Statistica Sinica 28 (2018), 1351-1370
Abstract: In this paper we introduce a modified Blum-Kiefer-Rosenblatt correlation (MBKR for short) to rank the relative importance of each predictor in ultrahigh-dimensional regressions. We advocate using the MBKR for two reasons. First, it is nonnegative and is zero if and only if two random variables are independent, indicating that the MBKR can detect nonlinear dependence. We illustrate that the sure independence screening procedure based on the MBKR (MBKR-SIS for short) is effective in detecting nonlinear effects, including interactions and heterogeneity, particularly when both continuous and discrete predictors are involved.

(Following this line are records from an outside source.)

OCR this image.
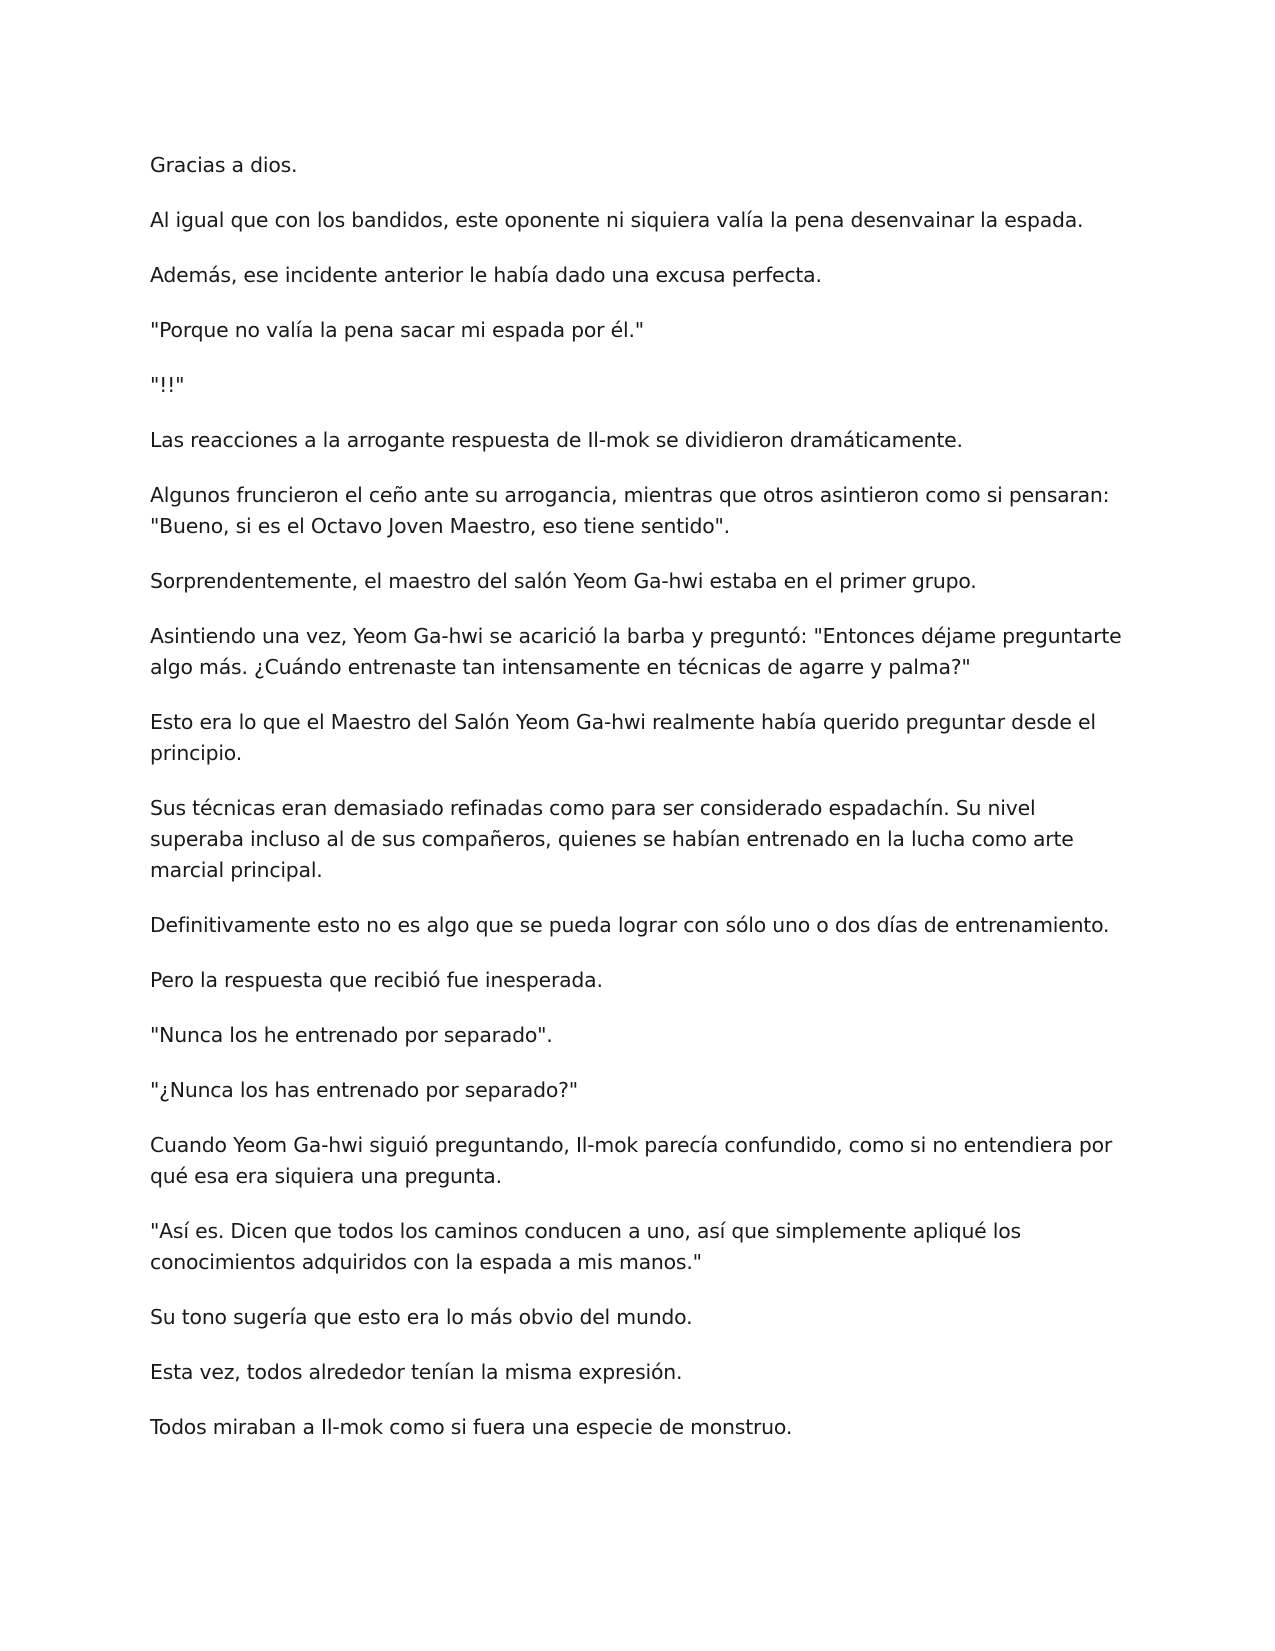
Gracias a dios.

Al igual que con los bandidos, este oponente ni siquiera valía la pena desenvainar la espada.

Además, ese incidente anterior le había dado una excusa perfecta.

"Porque no valía la pena sacar mi espada por él."

"!!"

Las reacciones a la arrogante respuesta de Il-mok se dividieron dramáticamente.

Algunos fruncieron el ceño ante su arrogancia, mientras que otros asintieron como si pensaran: "Bueno, si es el Octavo Joven Maestro, eso tiene sentido".

Sorprendentemente, el maestro del salón Yeom Ga-hwi estaba en el primer grupo.

Asintiendo una vez, Yeom Ga-hwi se acarició la barba y preguntó: "Entonces déjame preguntarte algo más. ¿Cuándo entrenaste tan intensamente en técnicas de agarre y palma?"

Esto era lo que el Maestro del Salón Yeom Ga-hwi realmente había querido preguntar desde el principio.

Sus técnicas eran demasiado refinadas como para ser considerado espadachín. Su nivel superaba incluso al de sus compañeros, quienes se habían entrenado en la lucha como arte marcial principal.

Definitivamente esto no es algo que se pueda lograr con sólo uno o dos días de entrenamiento.

Pero la respuesta que recibió fue inesperada.

"Nunca los he entrenado por separado".

"¿Nunca los has entrenado por separado?"

Cuando Yeom Ga-hwi siguió preguntando, Il-mok parecía confundido, como si no entendiera por qué esa era siquiera una pregunta.

"Así es. Dicen que todos los caminos conducen a uno, así que simplemente apliqué los conocimientos adquiridos con la espada a mis manos."

Su tono sugería que esto era lo más obvio del mundo.

Esta vez, todos alrededor tenían la misma expresión.

Todos miraban a Il-mok como si fuera una especie de monstruo.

Second, the MBKR is conceptually simple, easy to implement, and affine-invariant. It is free of tuning parameters and no iteration is required in estimation. It remains unchanged when order-preserving transformations are applied to the response or predictors, indicating that the MBKR-SIS is robust to the presence of extreme values and outliers in the observations. We show that, under mild conditions, the MBKR-SIS procedure has the sure screening and ranking consistency properties, guaranteeing that all important predictors can be retained after screening with probability approaching one. We also propose an iterative screening procedure to detect the important predictors that are marginally independent of the response variable. We demonstrate the merits of the MBKR-SIS procedure through simulations and an application to a dataset.
Key words and phrases: Blum-Kiefer-Rosenblatt correlation, feature screening, independence test, ranking consistency property, sure screening property.